Market supervisor Anna Mäkipeska’s real estate investment funds survived the supervisor’s stress test well.

Financial Supervision According to (Fiva), dozens of funds investing in corporate bonds had to suspend fund subscriptions and redemptions for more than a week last spring. The interruptions were due to disruptions in the corporate bond market.

As the securities market collapsed as the corona epidemic escalated, no buyers were found on the market for all corporate bonds, and therefore no fair price.

“It was difficult for the funds to find reliable value in the market for the fund’s investments. Interruptions in subscriptions and redemptions lasted from 1 to 8 days and were due to an exceptional market situation, ”the market supervisor Anna Mäkipeska says.

In total, 37 funds registered in Finland suspended subscriptions and redemptions during the crisis.

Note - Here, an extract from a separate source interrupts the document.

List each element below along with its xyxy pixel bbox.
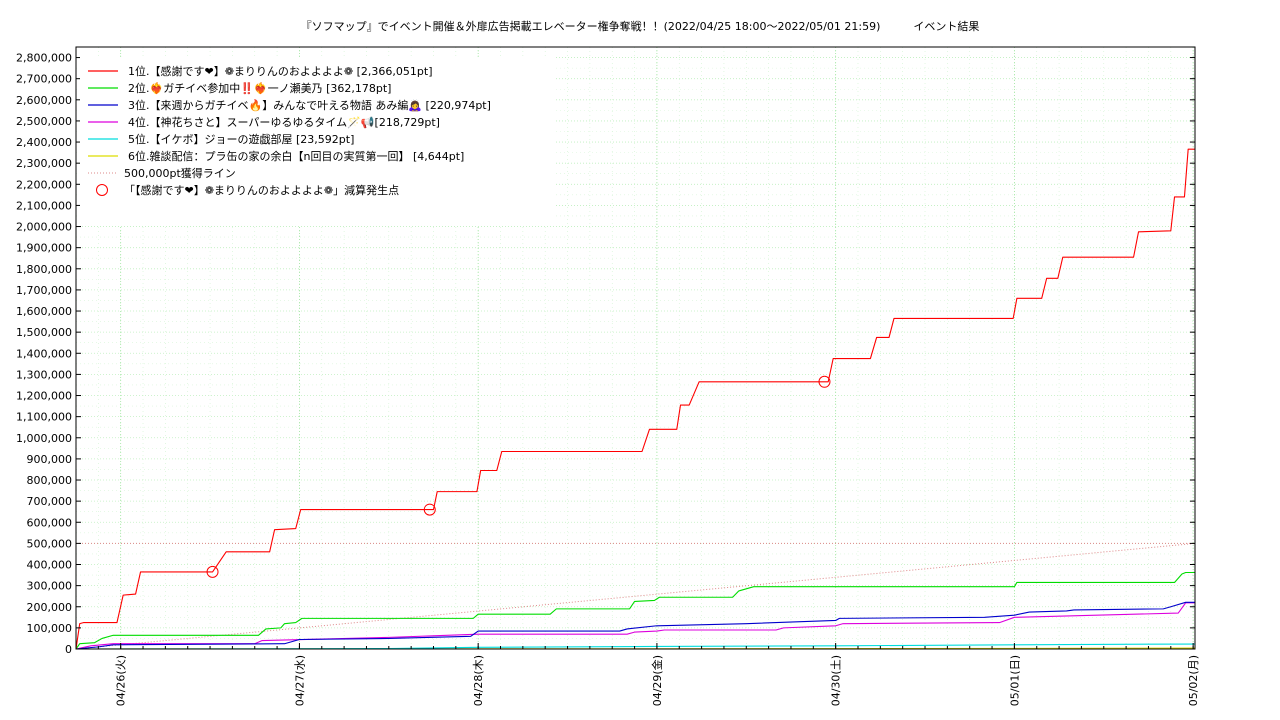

Fiva Following the market turmoil in the spring, the Commission launched an assessment of the liquidity management of corporate bond funds and so-called real estate investment funds. The study was launched at the initiative of Esma, the European Financial Market Authority, in other EU countries as well.

Liquidity management of the fund means that the fund has sufficient cash or other easily convertible assets to cope with the withdrawals announced by the unit-holders.

Some real estate investment trusts and corporate bond funds in other European countries had experienced problems with redemptions in the spring when uncertain investors suddenly wanted to redeem their investments unexpectedly.

In Finland, too, exceptionally large withdrawals were made from many corporate loan funds.

“One of the real estate investment funds announced higher-than-usual withdrawals last spring, but that didn’t cause the fund any problems. There were enough liquid funds, ”says Mäkipeska.

The investments of real estate investment funds, ie apartments or commercial premises, are usually not sold very quickly, unlike, for example, listed shares or bonds. Therefore, the liquidity of these funds involves exceptionally high risks.

Real estate investment funds can usually only be withdrawn every three months and withdrawals must be announced in good time.

Fiva commissioned a stress test of the funds selected for closer scrutiny, which tested how well the funds would cope with higher-than-usual redemptions in a situation where the securities market is at a time of crisis.

“All special investment funds investing in real estate passed the test. Improvements were identified in processes and procedures, such as how liquidity management is reported to management and administration. There must be processes in place to monitor and report liquidity risk, ”says Mäkipeska.

For corporate bond funds, two out of eight funds would not have been able to respond to redemptions immediately in the stress test assumed market turmoil. However, even in this situation, all funds would have been able to pay redemptions within a month.

According to Fiva, the results were affected by the different ways in which the management companies assess the liquidity of the funds, so the results cannot be considered fully comparable.